Recklinghausen-Suderwich. Oft in Plastik verpackt, landet der Prospekt-Bündel „Einkaufaktuell“ jede Woche in vielen Millionen Briefkästen in Deutschland. Doch damit ist nun seit dem 1. April Schluss. Die Deutsche Post stellt die Verteilung der gedruckten Magazine nach Information von FOCUS online endgültig ein.
Die einen blättern es mal durch, die anderen werfen es ungelesen in den Papierkorb: Das Werbeprospekt-Bündel „Einkaufaktuell“ liegt in der Regel immer samstags im Briefkasten, vor der Tür oder auf dem Hausflur. Für die Post war das lange ein einträgliches Geschäft. Doch damit ist nun Schluss.
Die Deutsche Post hat ihr Werbegeschäft „Einkaufaktuell“ mit Prospekten von Einzelhändlern zum 1. April 2024 eingestellt. Grund dafür seien die sinkenden Werbeausgaben von Firmenkunden und die gestiegenen Kosten für Energie, Papier und Personal, teilte der Konzern dem Focus mit.
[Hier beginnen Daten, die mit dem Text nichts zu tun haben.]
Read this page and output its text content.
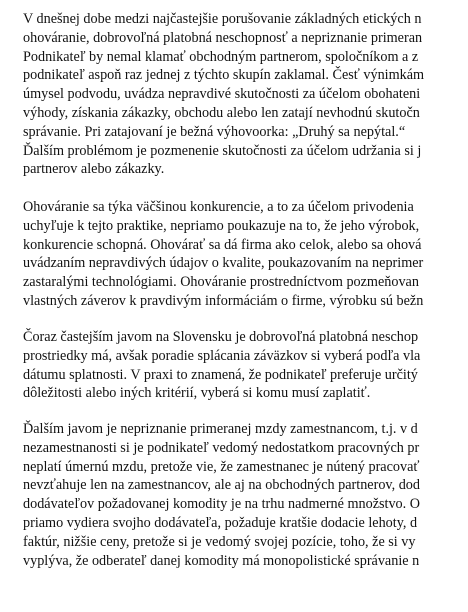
V dnešnej dobe medzi najčastejšie porušovanie základných etických n
ohováranie, dobrovoľná platobná neschopnosť a nepriznanie primeran
Podnikateľ by nemal klamať obchodným partnerom, spoločníkom a z
podnikateľ aspoň raz jednej z týchto skupín zaklamal. Česť výnimkám
úmysel podvodu, uvádza nepravdivé skutočnosti za účelom obohateni
výhody, získania zákazky, obchodu alebo len zatají nevhodnú skutočn
správanie. Pri zatajovaní je bežná výhovoorka: „Druhý sa nepýtal.“
Ďalším problémom je pozmenenie skutočnosti za účelom udržania si j
partnerov alebo zákazky.
Ohováranie sa týka väčšinou konkurencie, a to za účelom privodenia
uchyľuje k tejto praktike, nepriamo poukazuje na to, že jeho výrobok,
konkurencie schopná. Ohovárať sa dá firma ako celok, alebo sa ohová
uvádzaním nepravdivých údajov o kvalite, poukazovaním na neprimer
zastaralými technológiami. Ohováranie prostredníctvom pozmeňovan
vlastných záverov k pravdivým informáciám o firme, výrobku sú bežn
Čoraz častejším javom na Slovensku je dobrovoľná platobná neschop
prostriedky má, avšak poradie splácania záväzkov si vyberá podľa vla
dátumu splatnosti. V praxi to znamená, že podnikateľ preferuje určitý
dôležitosti alebo iných kritérií, vyberá si komu musí zaplatiť.
Ďalším javom je nepriznanie primeranej mzdy zamestnancom, t.j. v d
nezamestnanosti si je podnikateľ vedomý nedostatkom pracovných pr
neplatí úmernú mzdu, pretože vie, že zamestnanec je nútený pracovať
nevzťahuje len na zamestnancov, ale aj na obchodných partnerov, dod
dodávateľov požadovanej komodity je na trhu nadmerné množstvo. O
priamo vydiera svojho dodávateľa, požaduje kratšie dodacie lehoty, d
faktúr, nižšie ceny, pretože si je vedomý svojej pozície, toho, že si vy
vyplýva, že odberateľ danej komodity má monopolistické správanie n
Seit 2003 werden die Prospektbündel samstags an bis zu 18 Millionen Haushalte zugestellt. Umweltschützern sind die Sendungen schon seit langem ein Dorn im Auge, weil ein großer Teil des Papiers ungelesen im Mülleimer landet. Nach Kritik an der Plastikverpackung der Prospektbündel stellte die Post teilweise auf Papierbanderolen um.
Post stellt „Einkaufaktuell“ ein
Der gedruckte Werbeprospekt ist bei Sparern besonders beliebt. Wöchentlich finden sich dort günstige Lebensmittel, Drogerie-Artikel oder auch Lockangebote wie Kleidungsstücke, Schuhe, Elektronik oder Haushaltsartikel.
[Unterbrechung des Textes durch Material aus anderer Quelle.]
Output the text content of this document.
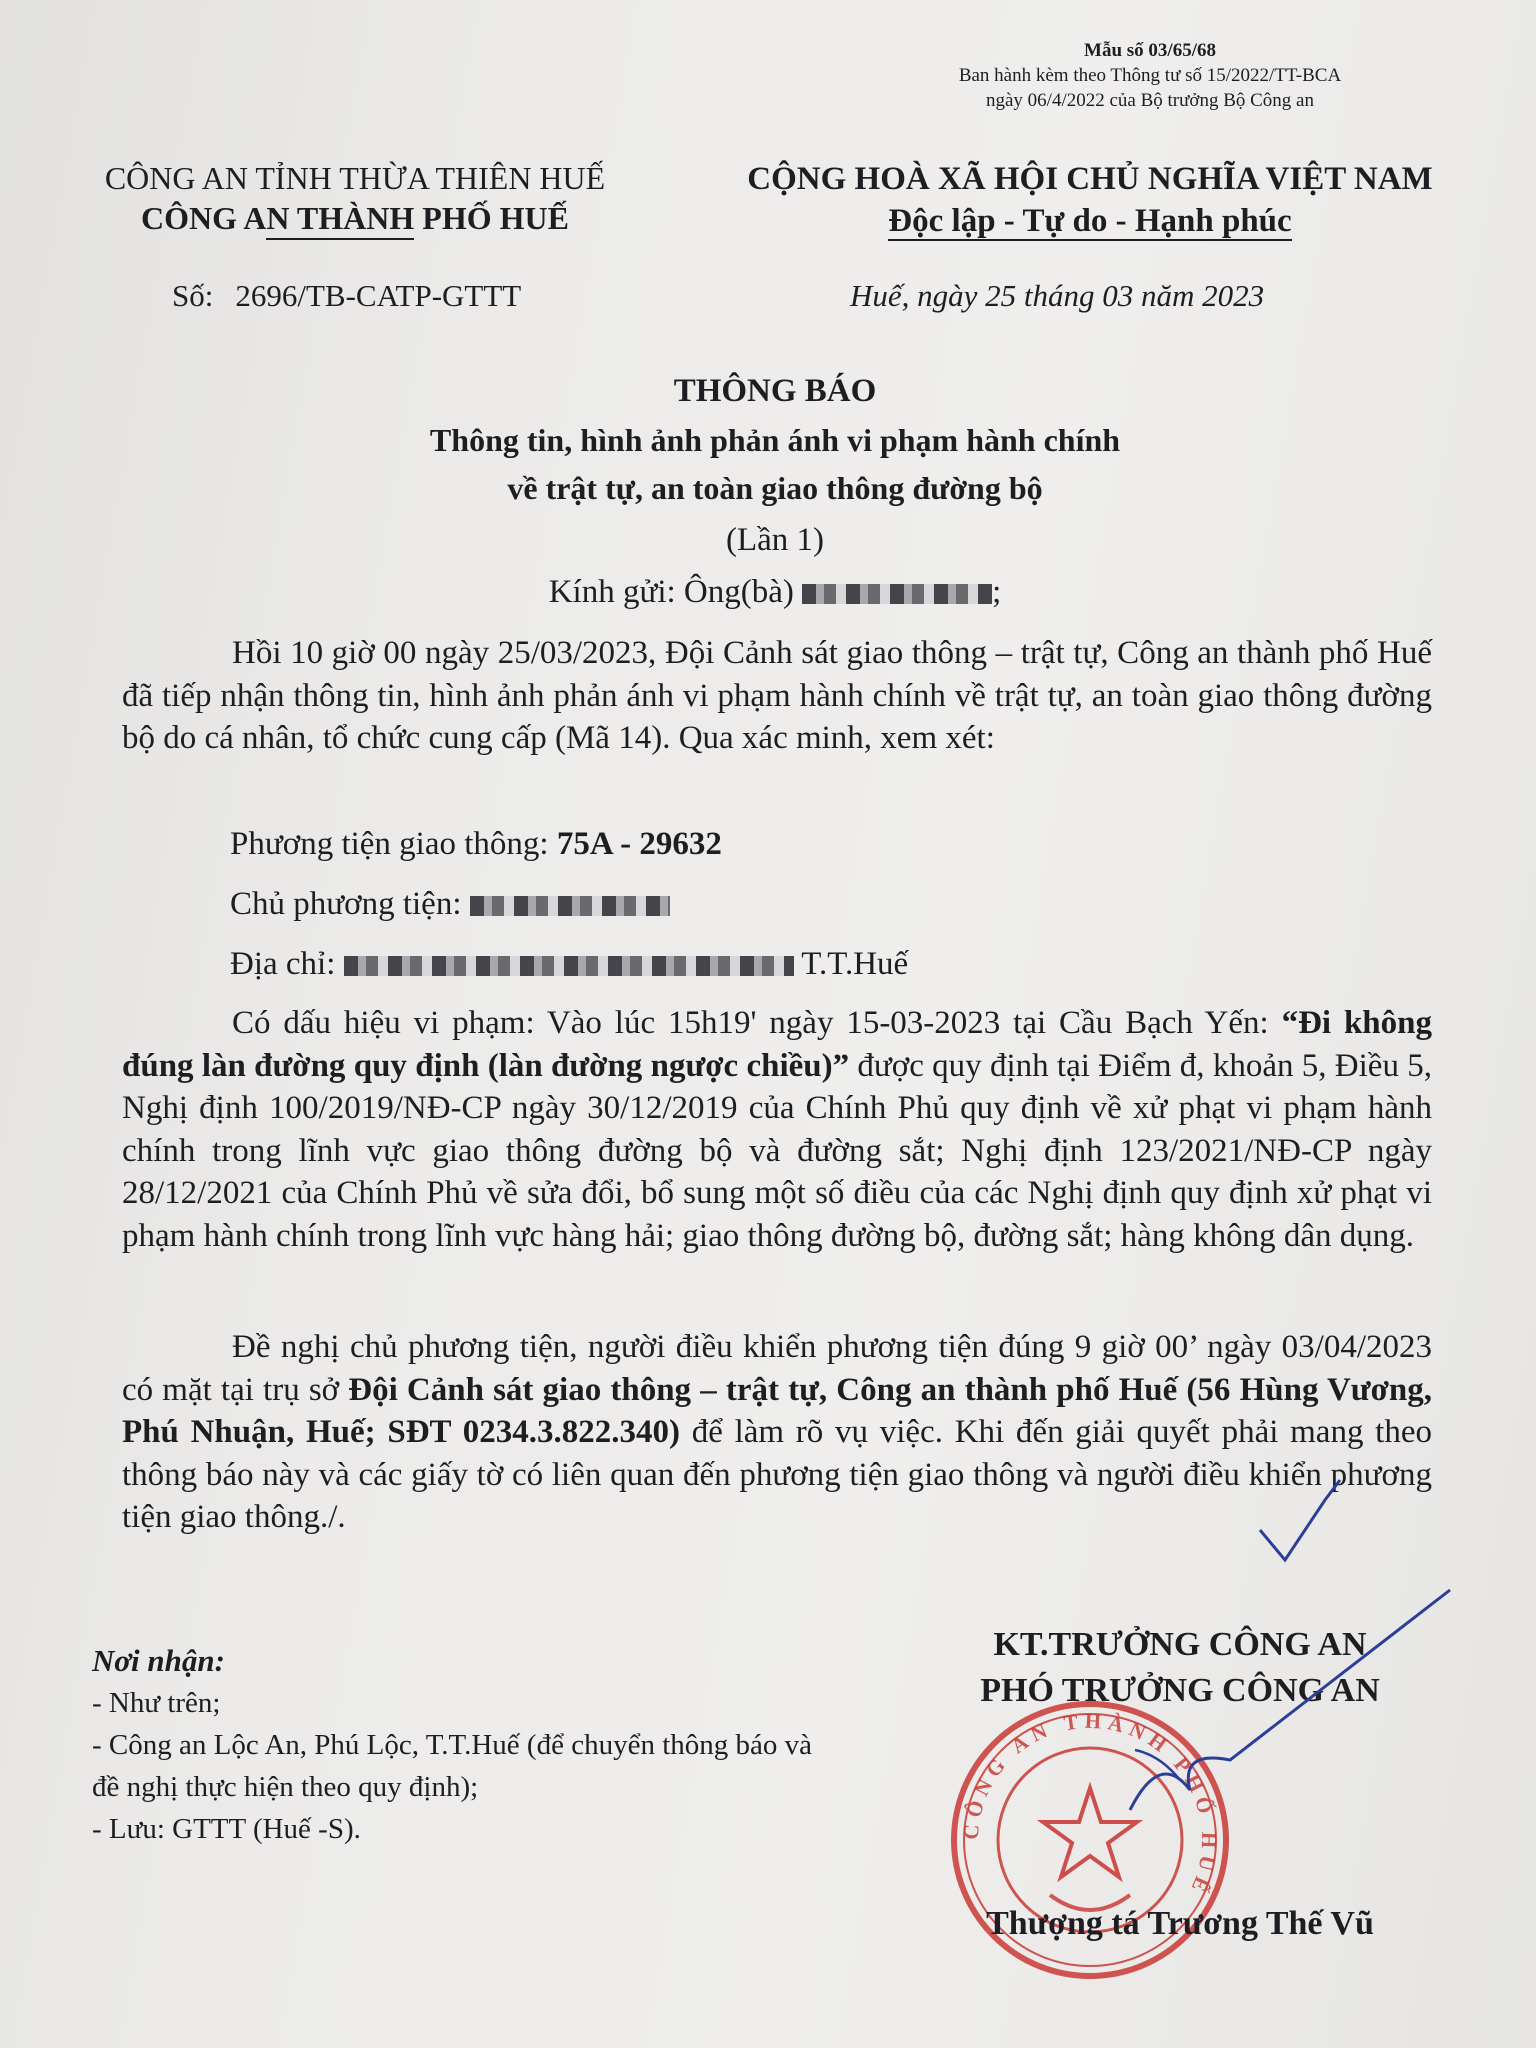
Mẫu số 03/65/68
Ban hành kèm theo Thông tư số 15/2022/TT-BCA
ngày 06/4/2022 của Bộ trưởng Bộ Công an
CÔNG AN TỈNH THỪA THIÊN HUẾ
CÔNG AN THÀNH PHỐ HUẾ
CỘNG HOÀ XÃ HỘI CHỦ NGHĨA VIỆT NAM
Độc lập - Tự do - Hạnh phúc
Số: 2696/TB-CATP-GTTT	Huế, ngày 25 tháng 03 năm 2023
THÔNG BÁO
Thông tin, hình ảnh phản ánh vi phạm hành chính
về trật tự, an toàn giao thông đường bộ
(Lần 1)
Kính gửi: Ông(bà)	;

Hồi 10 giờ 00 ngày 25/03/2023, Đội Cảnh sát giao thông – trật tự, Công an thành phố Huế đã tiếp nhận thông tin, hình ảnh phản ánh vi phạm hành chính về trật tự, an toàn giao thông đường bộ do cá nhân, tổ chức cung cấp (Mã 14). Qua xác minh, xem xét:

Phương tiện giao thông: 75A - 29632
Chủ phương tiện:
Địa chỉ:	T.T.Huế

Có dấu hiệu vi phạm: Vào lúc 15h19' ngày 15-03-2023 tại Cầu Bạch Yến: “Đi không đúng làn đường quy định (làn đường ngược chiều)” được quy định tại Điểm đ, khoản 5, Điều 5, Nghị định 100/2019/NĐ-CP ngày 30/12/2019 của Chính Phủ quy định về xử phạt vi phạm hành chính trong lĩnh vực giao thông đường bộ và đường sắt; Nghị định 123/2021/NĐ-CP ngày 28/12/2021 của Chính Phủ về sửa đổi, bổ sung một số điều của các Nghị định quy định xử phạt vi phạm hành chính trong lĩnh vực hàng hải; giao thông đường bộ, đường sắt; hàng không dân dụng.

Đề nghị chủ phương tiện, người điều khiển phương tiện đúng 9 giờ 00’ ngày 03/04/2023 có mặt tại trụ sở Đội Cảnh sát giao thông – trật tự, Công an thành phố Huế (56 Hùng Vương, Phú Nhuận, Huế; SĐT 0234.3.822.340) để làm rõ vụ việc. Khi đến giải quyết phải mang theo thông báo này và các giấy tờ có liên quan đến phương tiện giao thông và người điều khiển phương tiện giao thông./.

Nơi nhận:
- Như trên;
- Công an Lộc An, Phú Lộc, T.T.Huế (để chuyển thông báo và đề nghị thực hiện theo quy định);
- Lưu: GTTT (Huế -S).	CÔNG AN THÀNH PHỐ HUẾ
KT.TRƯỞNG CÔNG AN
PHÓ TRƯỞNG CÔNG AN
Thượng tá Trương Thế Vũ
Die Baumarktkette Obi verteilt allerdings schon seit Oktober 2022 keine Werbeprospekte mehr. Rewe hat den gedruckten Handzettel zum Juli 2023 eingestellt. Der Discounter-Konzern Aldi wiederum hat sein gedruckte Kundenmagazin „Aldi Inspiriert“ bereits eingestellt. Es erscheint nur noch digital.
Die Beispiele verdeutlichen, dass der Bedarf sinkt.
Wer keine Angebote mehr verpassen will, kann fortan Online-Seiten oder WhatsApp nutzen. Kundinnen und Kunden erhalten den Prospekt dann jeweils im Netz oder sonntags nach einer kurzen Anmeldung per Chatnachricht.
Zu den Händlern, die diesen Service bereits nutzen, zählen Aldi Nord, Aldi Süd, Metro, Kaufland, Netto Marken-Discount, Penny oder Rewe. Lidl präsentiert den Prospekt über seine App „Lidl Plus“. Gegenüber FOCUS online bestätigen die Pressestellen, dass der Dienst „sehr gut“ von den Kundinnen und Kunden angenommen werde. Genaue Zahlen liegen nicht vor.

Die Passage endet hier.